Alors que les investisseurs se montrent plus prudents face à la volatilité des valeurs liées à l’intelligence artificielle, Apple a repris la première place des entreprises cotées en Bourse en termes de capitalisation boursière, reléguant Nvidia au second rang.

La semaine du 28 juillet 2026, l’action Apple a progressé de 1 %, portant sa capitalisation boursière à environ 4 900 milliards de dollars. Dans le même temps, Nvidia a vu son cours chuter de 5 %, ramenant sa valorisation à quelque 4 800 milliards de dollars. C’est dans ce contexte que la firme de Cupertino a retrouvé le titre de première capitalisation mondiale, qu’elle avait cédé à Nvidia.
Un retournement de sentiment sur les marchés
Ce rééquilibrage reflète avant tout une évolution de l’humeur des investisseurs. Depuis plusieurs années, les valeurs liées à l’intelligence artificielle ont porté les grandes capitalisations technologiques. Nvidia en a été l’un des principaux bénéficiaires : le fabricant de puces a été le premier groupe au monde à franchir le seuil des 5 000 milliards de dollars de capitalisation boursière en 2025, soutenu par une demande massive pour ses GPU, utilisés pour entraîner et faire fonctionner les modèles d’IA les plus complexes. Sa valorisation avait alors été multipliée par plus de dix. D’autres grands noms de la tech ont suivi le mouvement, investissant des milliards de dollars dans la construction de centres de données toujours plus imposants, en grande partie équipés de matériel Nvidia.

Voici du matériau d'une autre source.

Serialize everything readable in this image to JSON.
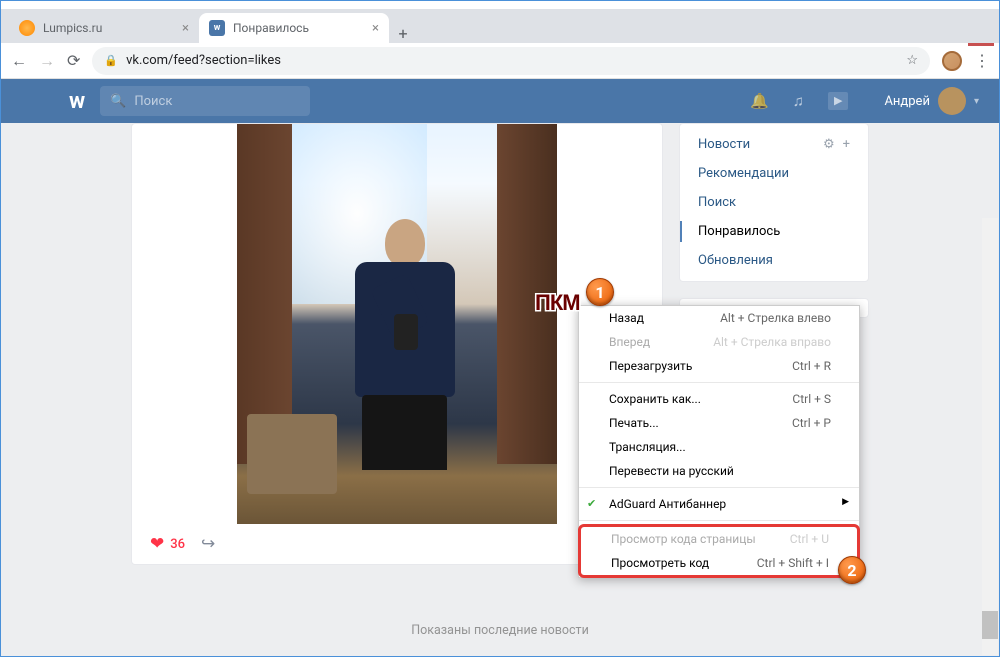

Mais les valeurs des fabricants de puces se montrent particulièrement volatiles ces derniers temps, ce qui incite une partie des investisseurs à se tourner vers des profils perçus comme moins exposés. Apple, qui n’a pas emprunté la même trajectoire que ses concurrents dans la course aux infrastructures IA, semble bénéficier de ce repositionnement.
L’analyste Daniel Newman résume la situation en indiquant que les investisseurs reviennent vers Apple parce qu’ils y voient une valeur refuge face à ce qu’il décrit comme une « gueule de bois » des valeurs IA. Selon lui, détenir des actions Apple s’apparente encore « presque à détenir un indice ».
Une approche différente de l’IA
Apple n’a pas ignoré l’intelligence artificielle, mais s’y est engagée différemment. La société, qui avait à l’époque adapté le projet CALO de la DARPA pour créer Siri, a consacré plusieurs années à développer ses propres grands modèles de langage. Après avoir apparemment pris du retard sur d’autres acteurs du secteur, elle a choisi de s’appuyer sur les services et les modèles d’IA de Google pour la prochaine génération de Siri.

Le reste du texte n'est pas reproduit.